Since Mohamed Salah’s arrival at Anfield, his superstar status has sky-rocketed. After his bright first season at Liverpool, the forward has gone on to become a domestic, European, and World Champion. Also, he finished as the club’s top scorer for three seasons running.
But, all good things eventually come to an end. Speculations have already accumulated and began to swirl around Salah’s next move. Moreover, the Egyptian himself has set tongues wagging while Garry Neville predicts he (Salah) would leave Liverpool sooner rather than later.
All exit talks associated with the forward has largely been as a result of his own doing. Last month, Salah made an interview to a Spanish publication during which he referred to both Barcelona and Real Madrid as “top clubs”, thus setting the rumor mill in motion.

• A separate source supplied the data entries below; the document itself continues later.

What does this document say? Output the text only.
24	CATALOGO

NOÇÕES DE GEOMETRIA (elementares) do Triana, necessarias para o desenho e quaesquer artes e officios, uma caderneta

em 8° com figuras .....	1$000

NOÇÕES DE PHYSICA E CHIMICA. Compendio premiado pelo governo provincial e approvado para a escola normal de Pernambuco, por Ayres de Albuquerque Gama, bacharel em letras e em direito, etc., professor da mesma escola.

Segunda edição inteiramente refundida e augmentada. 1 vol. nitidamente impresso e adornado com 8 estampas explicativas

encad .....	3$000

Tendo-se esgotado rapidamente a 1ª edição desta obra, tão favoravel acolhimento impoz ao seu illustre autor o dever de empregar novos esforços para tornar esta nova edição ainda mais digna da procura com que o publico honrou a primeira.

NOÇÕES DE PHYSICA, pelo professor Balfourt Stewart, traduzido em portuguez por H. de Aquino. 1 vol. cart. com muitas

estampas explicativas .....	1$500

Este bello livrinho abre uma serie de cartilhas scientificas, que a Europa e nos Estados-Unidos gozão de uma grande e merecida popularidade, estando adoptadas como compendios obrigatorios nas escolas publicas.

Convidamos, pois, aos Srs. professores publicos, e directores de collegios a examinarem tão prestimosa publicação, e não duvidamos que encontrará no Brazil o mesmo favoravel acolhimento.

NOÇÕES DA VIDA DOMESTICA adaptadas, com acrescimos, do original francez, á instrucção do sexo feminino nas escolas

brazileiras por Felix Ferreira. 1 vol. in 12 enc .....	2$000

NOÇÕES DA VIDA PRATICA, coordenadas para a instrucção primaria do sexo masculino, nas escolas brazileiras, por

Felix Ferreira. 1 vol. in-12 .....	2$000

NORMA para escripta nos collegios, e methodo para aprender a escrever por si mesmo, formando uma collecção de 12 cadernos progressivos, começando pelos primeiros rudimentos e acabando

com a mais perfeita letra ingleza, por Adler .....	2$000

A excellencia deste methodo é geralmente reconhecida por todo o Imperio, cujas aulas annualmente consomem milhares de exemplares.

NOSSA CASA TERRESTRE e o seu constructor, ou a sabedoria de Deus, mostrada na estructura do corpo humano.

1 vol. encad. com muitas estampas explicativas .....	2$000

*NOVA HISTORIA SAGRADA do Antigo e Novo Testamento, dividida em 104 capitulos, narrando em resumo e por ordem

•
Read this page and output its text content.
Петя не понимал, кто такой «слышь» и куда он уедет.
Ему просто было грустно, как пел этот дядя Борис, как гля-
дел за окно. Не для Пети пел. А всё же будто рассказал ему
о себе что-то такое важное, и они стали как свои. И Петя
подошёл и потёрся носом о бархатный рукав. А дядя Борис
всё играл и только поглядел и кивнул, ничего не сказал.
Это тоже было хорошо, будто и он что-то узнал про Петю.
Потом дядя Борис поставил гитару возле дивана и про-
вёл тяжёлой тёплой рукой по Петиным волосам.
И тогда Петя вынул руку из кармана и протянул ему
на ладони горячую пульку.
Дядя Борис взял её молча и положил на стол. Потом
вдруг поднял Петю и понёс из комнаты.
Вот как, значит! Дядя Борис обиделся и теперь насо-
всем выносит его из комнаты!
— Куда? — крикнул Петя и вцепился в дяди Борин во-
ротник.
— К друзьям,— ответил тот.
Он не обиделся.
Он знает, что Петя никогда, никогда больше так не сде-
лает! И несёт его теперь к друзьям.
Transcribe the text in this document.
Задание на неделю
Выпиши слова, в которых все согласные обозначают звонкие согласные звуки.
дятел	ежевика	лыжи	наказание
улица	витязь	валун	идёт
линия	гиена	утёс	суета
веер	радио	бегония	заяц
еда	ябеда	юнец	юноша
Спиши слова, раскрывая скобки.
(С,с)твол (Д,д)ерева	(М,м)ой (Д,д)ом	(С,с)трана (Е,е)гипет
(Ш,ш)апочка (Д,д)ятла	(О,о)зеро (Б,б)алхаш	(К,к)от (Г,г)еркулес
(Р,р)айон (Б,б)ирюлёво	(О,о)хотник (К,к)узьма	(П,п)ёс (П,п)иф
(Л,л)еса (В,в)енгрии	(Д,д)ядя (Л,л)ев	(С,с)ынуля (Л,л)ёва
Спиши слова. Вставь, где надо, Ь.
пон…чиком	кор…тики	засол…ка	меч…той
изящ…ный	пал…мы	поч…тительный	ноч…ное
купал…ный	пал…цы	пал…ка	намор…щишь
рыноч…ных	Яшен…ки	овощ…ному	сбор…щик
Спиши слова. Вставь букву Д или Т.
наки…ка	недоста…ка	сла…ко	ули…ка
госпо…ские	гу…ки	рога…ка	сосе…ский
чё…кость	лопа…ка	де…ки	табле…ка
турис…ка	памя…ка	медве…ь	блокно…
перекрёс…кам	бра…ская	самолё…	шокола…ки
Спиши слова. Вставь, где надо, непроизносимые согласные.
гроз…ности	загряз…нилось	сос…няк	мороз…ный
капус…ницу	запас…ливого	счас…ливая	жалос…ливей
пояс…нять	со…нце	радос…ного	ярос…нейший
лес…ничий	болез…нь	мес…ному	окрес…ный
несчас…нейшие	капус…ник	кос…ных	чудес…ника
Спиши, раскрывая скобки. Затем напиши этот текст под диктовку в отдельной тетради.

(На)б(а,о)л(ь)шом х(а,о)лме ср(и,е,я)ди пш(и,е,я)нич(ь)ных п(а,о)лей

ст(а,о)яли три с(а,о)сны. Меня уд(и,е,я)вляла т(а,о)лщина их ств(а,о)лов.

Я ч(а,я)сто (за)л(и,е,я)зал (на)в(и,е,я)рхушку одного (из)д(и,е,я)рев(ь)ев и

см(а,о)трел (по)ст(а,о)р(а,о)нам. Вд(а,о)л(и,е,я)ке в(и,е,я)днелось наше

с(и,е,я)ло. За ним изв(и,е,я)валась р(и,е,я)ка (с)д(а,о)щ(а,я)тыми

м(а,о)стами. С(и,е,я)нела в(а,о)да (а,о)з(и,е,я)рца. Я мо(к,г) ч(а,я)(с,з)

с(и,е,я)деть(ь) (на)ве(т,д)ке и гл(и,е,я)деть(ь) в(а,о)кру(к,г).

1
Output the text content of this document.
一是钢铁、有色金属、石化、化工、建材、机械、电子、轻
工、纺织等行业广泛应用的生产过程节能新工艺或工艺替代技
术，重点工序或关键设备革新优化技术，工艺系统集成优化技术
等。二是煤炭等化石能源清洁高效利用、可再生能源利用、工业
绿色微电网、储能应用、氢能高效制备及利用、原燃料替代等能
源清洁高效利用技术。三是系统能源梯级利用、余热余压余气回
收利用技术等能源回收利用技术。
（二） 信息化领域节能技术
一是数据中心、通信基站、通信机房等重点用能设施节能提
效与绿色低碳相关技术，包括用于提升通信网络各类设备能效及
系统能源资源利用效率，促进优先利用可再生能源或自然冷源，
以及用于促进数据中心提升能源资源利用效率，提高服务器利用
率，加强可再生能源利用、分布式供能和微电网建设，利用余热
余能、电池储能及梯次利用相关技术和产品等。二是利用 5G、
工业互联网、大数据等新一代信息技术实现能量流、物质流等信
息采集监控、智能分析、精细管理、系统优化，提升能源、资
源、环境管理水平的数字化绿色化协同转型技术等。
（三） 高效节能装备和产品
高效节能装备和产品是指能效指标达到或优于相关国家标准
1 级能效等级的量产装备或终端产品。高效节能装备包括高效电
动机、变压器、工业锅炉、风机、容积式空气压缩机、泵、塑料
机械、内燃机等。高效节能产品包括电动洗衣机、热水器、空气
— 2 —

He said, “We never know what is going to happen in the future. But right now I’m focused on winning the Premier League and the Champions League again with my club”.
But rather than his praise of the La Liga giants being a “come and get me plea”, it was deemed as more of a tactic to force Liverpool chiefs to the negotiating table. It served as a firm reminder to his employers that his current deal will soon be up for renewal.
Suppose Salah was hoping his ploy would set panic wheels in motion at Liverpool, he was barking up the wrong tree. Liverpool has shown themselves to be shrewd operators in the transfer market in recent years, with sporting director Michael Edwards at the helm.
And the club will not be held to ransom by any player. They have proved that much in their discussions with Georginio Wijnaldum. Like the Dutch midfielder, Liverpool will not want to lose Salah for anything when the time comes but are fairly relaxed about the whole situation.
Salah still has another two years left to run on his contract beyond the end of this season for starters. That takes him up to the age of 31, which arguably is the point when the forward could easily dictate his own terms.